Competitive Reserves: Dos Santos, Wolyniec tout USL’s competition



Since the inclusion of MLS reserve teams into the USL three years ago, the question of the league’s competitive viability has been debated by fans, journalists and pundits alike.

However, with the 2016 USL Championship game being played between two MLS2 franchises, questioning their competitive nature is no longer viable. In fact, it is a downright insult to the coaches who have led their sides to success.

Head coaches for Swope Park Rangers and New York Red Bull II, the two finalists in this year’s USL Championship game, have been able to achieve league success against independent clubs as well as other MLS2 sides.


Whether or not their methodology fits with the MLS mothership, both John Wolyniec and Marc dos Santos have reached the final with their own unique brand of soccer. Each has taken the pros and cons of the experience to create a winning formula and neither wants to hear about their sides not being competitive.

“If anybody is talking about them (MLS2 teams) not being competitive, then they need to stop talking that way,” said John Wolyniec on this week’s episode of the Raising Bulls podcast. “These teams are always going to be competitive.”

John Wolyniec has led New York Red Bull II to a record breaking season, setting benchmarks in points, wins and goals. The team, which is mostly comprised of academy prospects and MLS contracted youth talent, has been largely unchanged for the majority of the season and been able to handle any challenge the league has presented.

Overall, Wolyniec’s journey has mirrored his work with the team. It has been a slow progress with the need to prove himself at each step. The position of head coach for NYRB II was his biggest leap from youth coach to Division 3 gaffer. Now in his second season, not much has changed about his demeanor but the confidence in his club and what he looks to accomplish has never been clearer.

“There’s certain advantages in the way they can reach into multiple team’s rosters,” said Wolyniec when discussing the differences between independent and MLS2 sides. “There are also some drawbacks with being an MLS2 team. Some of the things I deal with are changing personnel and some different goals at the beginning of the season as far as bringing academy players in or getting certain players minutes.”


Marc Dos Santos road to the USL Championship was very different. Just one year prior, the 39-year-old was spearheading the Ottawa Fury’s hunt for an NASL Championship. His work with the new Canadian side made them a force in 2015 with his aggressive style gave his team an unmistakable identity.

The move to Swope Park Rangers was a significant step for him and the league, bringing a highly competitive mindset to the developmental game.

“Everything is based on results,” said Dos Santos when speaking about the differences between the NASL and USL. “When I came to Swope Park Rangers, I wanted to have the experience of learning about MLS, being around an MLS team.”

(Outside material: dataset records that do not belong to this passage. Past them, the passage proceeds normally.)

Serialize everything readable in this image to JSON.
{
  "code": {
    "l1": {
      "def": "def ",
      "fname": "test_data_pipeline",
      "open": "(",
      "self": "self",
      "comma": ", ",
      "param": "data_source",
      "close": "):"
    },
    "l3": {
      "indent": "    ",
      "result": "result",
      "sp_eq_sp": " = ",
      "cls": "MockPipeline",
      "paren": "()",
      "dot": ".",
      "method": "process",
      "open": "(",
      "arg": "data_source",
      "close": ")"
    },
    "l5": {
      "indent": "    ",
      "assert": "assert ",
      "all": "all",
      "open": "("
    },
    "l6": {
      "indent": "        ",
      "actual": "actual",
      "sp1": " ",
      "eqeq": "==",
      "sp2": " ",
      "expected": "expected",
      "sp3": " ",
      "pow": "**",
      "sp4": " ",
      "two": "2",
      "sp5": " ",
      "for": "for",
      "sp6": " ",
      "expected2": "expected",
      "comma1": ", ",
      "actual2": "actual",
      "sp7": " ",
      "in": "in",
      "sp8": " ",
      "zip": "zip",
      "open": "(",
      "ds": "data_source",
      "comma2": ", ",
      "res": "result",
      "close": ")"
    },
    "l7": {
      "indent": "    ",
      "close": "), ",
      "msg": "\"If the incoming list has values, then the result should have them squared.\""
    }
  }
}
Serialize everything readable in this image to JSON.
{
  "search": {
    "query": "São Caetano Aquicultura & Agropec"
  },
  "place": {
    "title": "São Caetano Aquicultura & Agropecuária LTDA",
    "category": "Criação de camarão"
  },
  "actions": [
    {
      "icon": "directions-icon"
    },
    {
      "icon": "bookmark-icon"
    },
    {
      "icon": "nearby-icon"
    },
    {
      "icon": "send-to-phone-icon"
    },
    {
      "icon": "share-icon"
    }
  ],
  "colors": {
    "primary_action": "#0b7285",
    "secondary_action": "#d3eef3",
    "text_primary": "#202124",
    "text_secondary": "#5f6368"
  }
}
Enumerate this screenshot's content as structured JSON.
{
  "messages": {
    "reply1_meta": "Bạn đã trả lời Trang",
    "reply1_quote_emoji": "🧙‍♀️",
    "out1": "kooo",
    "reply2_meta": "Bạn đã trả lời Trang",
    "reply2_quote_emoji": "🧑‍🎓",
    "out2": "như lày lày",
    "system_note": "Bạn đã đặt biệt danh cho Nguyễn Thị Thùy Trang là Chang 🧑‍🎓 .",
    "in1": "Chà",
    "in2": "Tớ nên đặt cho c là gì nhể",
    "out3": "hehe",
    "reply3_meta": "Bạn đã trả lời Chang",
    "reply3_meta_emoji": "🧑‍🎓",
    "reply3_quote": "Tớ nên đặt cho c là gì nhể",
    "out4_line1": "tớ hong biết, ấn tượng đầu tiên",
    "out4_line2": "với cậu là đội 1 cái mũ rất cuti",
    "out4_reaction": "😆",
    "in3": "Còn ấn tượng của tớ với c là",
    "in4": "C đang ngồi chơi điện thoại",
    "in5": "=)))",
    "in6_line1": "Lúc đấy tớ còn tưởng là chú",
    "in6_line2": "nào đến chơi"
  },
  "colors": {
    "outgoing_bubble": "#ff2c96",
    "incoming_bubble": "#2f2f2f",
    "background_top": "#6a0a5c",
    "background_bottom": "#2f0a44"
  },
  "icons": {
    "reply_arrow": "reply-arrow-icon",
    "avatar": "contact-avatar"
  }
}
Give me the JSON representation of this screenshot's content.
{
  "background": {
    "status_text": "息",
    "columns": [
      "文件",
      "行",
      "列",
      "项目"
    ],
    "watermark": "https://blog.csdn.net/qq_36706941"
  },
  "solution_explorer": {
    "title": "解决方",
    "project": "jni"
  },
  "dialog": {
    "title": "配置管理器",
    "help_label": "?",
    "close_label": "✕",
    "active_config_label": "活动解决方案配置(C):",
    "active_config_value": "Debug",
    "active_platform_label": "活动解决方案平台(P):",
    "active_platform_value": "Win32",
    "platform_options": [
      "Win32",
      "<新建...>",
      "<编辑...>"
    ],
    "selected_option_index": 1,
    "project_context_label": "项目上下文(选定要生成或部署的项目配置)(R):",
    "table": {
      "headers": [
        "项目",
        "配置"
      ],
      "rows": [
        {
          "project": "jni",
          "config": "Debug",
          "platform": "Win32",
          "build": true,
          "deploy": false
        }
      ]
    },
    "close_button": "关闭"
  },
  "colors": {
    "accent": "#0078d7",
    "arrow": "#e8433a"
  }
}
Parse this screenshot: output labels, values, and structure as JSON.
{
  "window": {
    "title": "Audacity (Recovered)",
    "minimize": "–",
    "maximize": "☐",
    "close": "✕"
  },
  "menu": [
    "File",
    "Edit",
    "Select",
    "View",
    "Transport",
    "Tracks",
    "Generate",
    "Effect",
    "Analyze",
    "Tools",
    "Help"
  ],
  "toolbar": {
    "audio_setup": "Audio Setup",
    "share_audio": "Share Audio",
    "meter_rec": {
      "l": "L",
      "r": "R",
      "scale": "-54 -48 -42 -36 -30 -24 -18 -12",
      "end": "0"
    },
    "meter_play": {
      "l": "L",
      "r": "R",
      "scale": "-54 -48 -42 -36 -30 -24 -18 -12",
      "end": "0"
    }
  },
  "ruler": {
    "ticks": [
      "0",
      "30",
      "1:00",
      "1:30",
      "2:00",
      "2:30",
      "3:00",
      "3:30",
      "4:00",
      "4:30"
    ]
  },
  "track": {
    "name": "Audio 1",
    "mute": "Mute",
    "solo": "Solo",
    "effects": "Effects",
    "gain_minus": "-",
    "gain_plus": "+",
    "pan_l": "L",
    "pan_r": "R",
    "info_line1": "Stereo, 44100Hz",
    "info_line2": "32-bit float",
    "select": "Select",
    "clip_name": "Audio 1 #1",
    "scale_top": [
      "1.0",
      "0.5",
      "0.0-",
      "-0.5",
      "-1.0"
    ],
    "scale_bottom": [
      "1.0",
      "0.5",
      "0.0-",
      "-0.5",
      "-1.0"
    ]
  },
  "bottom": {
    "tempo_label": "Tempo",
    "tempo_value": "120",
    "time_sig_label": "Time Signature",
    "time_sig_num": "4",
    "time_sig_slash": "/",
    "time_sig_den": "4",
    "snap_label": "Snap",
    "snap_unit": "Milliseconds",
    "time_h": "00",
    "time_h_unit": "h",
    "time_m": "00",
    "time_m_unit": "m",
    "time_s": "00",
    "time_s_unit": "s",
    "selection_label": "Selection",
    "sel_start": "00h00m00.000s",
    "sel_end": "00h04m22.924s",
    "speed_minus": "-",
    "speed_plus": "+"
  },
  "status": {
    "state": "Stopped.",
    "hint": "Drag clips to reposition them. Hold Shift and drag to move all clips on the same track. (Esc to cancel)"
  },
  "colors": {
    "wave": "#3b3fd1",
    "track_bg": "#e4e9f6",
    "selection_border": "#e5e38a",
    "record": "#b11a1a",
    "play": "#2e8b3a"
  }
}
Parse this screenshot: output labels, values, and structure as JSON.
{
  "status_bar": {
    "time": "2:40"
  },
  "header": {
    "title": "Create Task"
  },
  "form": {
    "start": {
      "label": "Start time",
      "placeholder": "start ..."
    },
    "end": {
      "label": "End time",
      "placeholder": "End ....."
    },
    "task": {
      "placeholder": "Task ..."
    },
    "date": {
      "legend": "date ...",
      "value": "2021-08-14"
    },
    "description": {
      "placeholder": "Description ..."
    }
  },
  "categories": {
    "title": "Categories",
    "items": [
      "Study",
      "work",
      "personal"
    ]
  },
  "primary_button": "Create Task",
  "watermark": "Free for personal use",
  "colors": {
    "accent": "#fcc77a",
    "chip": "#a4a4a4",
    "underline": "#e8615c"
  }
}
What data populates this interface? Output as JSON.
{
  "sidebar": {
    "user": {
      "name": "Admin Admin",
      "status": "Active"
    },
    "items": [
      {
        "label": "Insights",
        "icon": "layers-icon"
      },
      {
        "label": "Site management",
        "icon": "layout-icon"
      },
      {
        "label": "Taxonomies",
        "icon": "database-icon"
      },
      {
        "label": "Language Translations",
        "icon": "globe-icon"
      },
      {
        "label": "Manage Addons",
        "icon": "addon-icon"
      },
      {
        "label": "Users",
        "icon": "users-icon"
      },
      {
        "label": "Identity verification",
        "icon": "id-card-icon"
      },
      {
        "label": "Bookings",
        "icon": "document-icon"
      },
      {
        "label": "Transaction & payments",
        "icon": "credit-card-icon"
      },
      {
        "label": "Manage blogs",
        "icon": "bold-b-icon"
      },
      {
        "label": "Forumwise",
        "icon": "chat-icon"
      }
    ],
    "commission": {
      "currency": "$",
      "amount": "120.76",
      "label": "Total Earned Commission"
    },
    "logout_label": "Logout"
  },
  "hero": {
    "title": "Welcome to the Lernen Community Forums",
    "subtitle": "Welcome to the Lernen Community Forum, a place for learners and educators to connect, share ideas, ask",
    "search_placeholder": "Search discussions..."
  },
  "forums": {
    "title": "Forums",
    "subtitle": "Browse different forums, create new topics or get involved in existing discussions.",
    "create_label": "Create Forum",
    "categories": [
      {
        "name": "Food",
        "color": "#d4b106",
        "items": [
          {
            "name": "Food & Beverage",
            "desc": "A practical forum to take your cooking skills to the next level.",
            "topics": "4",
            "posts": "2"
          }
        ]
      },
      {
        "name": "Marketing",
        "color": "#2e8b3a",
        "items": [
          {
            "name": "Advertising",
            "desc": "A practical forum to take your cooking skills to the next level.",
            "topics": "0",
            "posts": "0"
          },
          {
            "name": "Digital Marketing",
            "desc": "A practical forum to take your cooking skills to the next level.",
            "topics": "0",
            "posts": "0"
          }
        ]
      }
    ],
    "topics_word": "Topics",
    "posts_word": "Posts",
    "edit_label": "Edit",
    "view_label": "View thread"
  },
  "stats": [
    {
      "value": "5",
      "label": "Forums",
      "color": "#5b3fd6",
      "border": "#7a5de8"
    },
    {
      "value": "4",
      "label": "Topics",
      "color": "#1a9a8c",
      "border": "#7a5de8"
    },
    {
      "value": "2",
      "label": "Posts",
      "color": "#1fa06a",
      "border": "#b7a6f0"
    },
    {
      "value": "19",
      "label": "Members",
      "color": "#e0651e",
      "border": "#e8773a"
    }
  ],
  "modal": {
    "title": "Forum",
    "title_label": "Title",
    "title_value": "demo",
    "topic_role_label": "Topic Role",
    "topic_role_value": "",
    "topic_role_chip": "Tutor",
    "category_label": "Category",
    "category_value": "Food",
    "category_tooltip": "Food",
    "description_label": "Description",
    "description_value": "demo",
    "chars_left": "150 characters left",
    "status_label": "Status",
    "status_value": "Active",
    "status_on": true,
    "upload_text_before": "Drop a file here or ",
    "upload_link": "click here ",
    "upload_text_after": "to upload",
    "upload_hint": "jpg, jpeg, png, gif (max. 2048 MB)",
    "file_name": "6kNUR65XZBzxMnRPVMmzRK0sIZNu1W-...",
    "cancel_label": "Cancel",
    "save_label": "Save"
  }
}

The road to his second consecutive final wasn’t an easy one. Reserve sides like Swope Park Rangers find a balance of competitiveness and development while also adhering to the needs of the MLS club.

“The experience of being a coach on a B-team was something I never had in my life,” said Dos Santos. “I had to juggle players coming down from the first team. Players going up to the first team. A lot of instability in the roster because of that. I think it helped me stretch personally as a coach and become much better.”

Dos Santos won’t be long for the league as he will join the NASL’s newest team the San Fransisco Deltas in 2017. Many have pointed to the lack of support from the fanbase or perhaps the unique challenges of MLS2 franchises as a reason for his departure. However, Dos Santos points to his teams competitiveness as a positive to take from this unique venture.

“We stuck to our principles and our model of play,” said Dos Santos about remaining competitive through the challenges. “[We] hHave a clear idea of play and a clear identity helps everyone in the roster — even if it becomes unstable sometimes.